Kethry dusted something over the glass and the two bottles. As they watched, the residue in the glass and the fraction of potion in Kethry’s bottle began to glow with an odd, greenish light.
“Is this a true casting, priest?” Tarma heard one of the nobles ask in an undertone.
He nodded. “As true as ever I’ve seen.”
“Huh,” the man replied, bemused.
“Now—Lord Corbie has just come in; he is working on the ledgers. I give him a glass of wine.” Kethry handed the glass to Katran. “He is grateful; he thinks nothing of the courtesy, I am an old and trusted friend. He drinks it—I leave the room—presently he is asleep.”
Katran allowed her head to sag down on her arms.
“I take the key from beneath his hand, and quietly lock the door to the hall. I replace the key. I know he will not stir, not even cry out, because of the strength of the potion. I take Lady Myria’s dagger, which I obtained earlier—I stab him.” Kethry mimed the murder; Katran did not move, though Tarma could see she was smiling sardonically. “I take the dagger and plant it beneath Lady Myria’s bed—and I know that because of the potion, she will not wake either.”

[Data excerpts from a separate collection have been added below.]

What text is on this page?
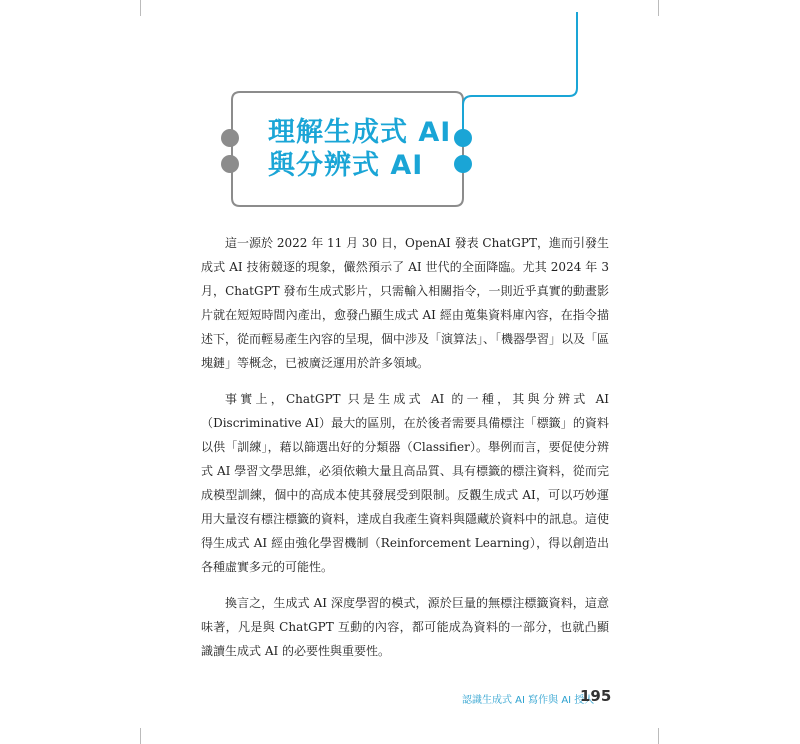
理解生成式 AI
與分辨式 AI

這一源於 2022 年 11 月 30 日，OpenAI 發表 ChatGPT，進而引發生成式 AI 技術競逐的現象，儼然預示了 AI 世代的全面降臨。尤其 2024 年 3 月，ChatGPT 發布生成式影片，只需輸入相關指令，一則近乎真實的動畫影片就在短短時間內產出，愈發凸顯生成式 AI 經由蒐集資料庫內容，在指令描述下，從而輕易產生內容的呈現，個中涉及「演算法」、「機器學習」以及「區塊鏈」等概念，已被廣泛運用於許多領域。

事實上，ChatGPT 只是生成式 AI 的一種，其與分辨式 AI（Discriminative AI）最大的區別，在於後者需要具備標注「標籤」的資料以供「訓練」，藉以篩選出好的分類器（Classifier）。舉例而言，要促使分辨式 AI 學習文學思維，必須依賴大量且高品質、具有標籤的標注資料，從而完成模型訓練，個中的高成本使其發展受到限制。反觀生成式 AI，可以巧妙運用大量沒有標注標籤的資料，達成自我產生資料與隱藏於資料中的訊息。這使得生成式 AI 經由強化學習機制（Reinforcement Learning），得以創造出各種虛實多元的可能性。

換言之，生成式 AI 深度學習的模式，源於巨量的無標注標籤資料，這意味著，凡是與 ChatGPT 互動的內容，都可能成為資料的一部分，也就凸顯識讀生成式 AI 的必要性與重要性。

認識生成式 AI 寫作與 AI 授人
195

Kethry went into Myria’s chamber and returned empty-handed.
“I’ve been careless—got some blood on my tunic; no matter, I will hide it where I plan to hide the bottle. By the way, the priest has that bloody tunic, and he knows that his hands alone removed it from its hiding place—just like the bottle. Now comes the important part—”
She took an enormous fishhook on a double length of twine out of her beltpouch.
“The priest knows where I found this—rest assured that it was not in Myria’s possession. Now, on the top of this door, caught on a rough place in the wood, is another scrap of hemp. I am going to get it now. Then I shall cast another spell—and if that bit of hemp came from this twine, it shall return to the place it came from.”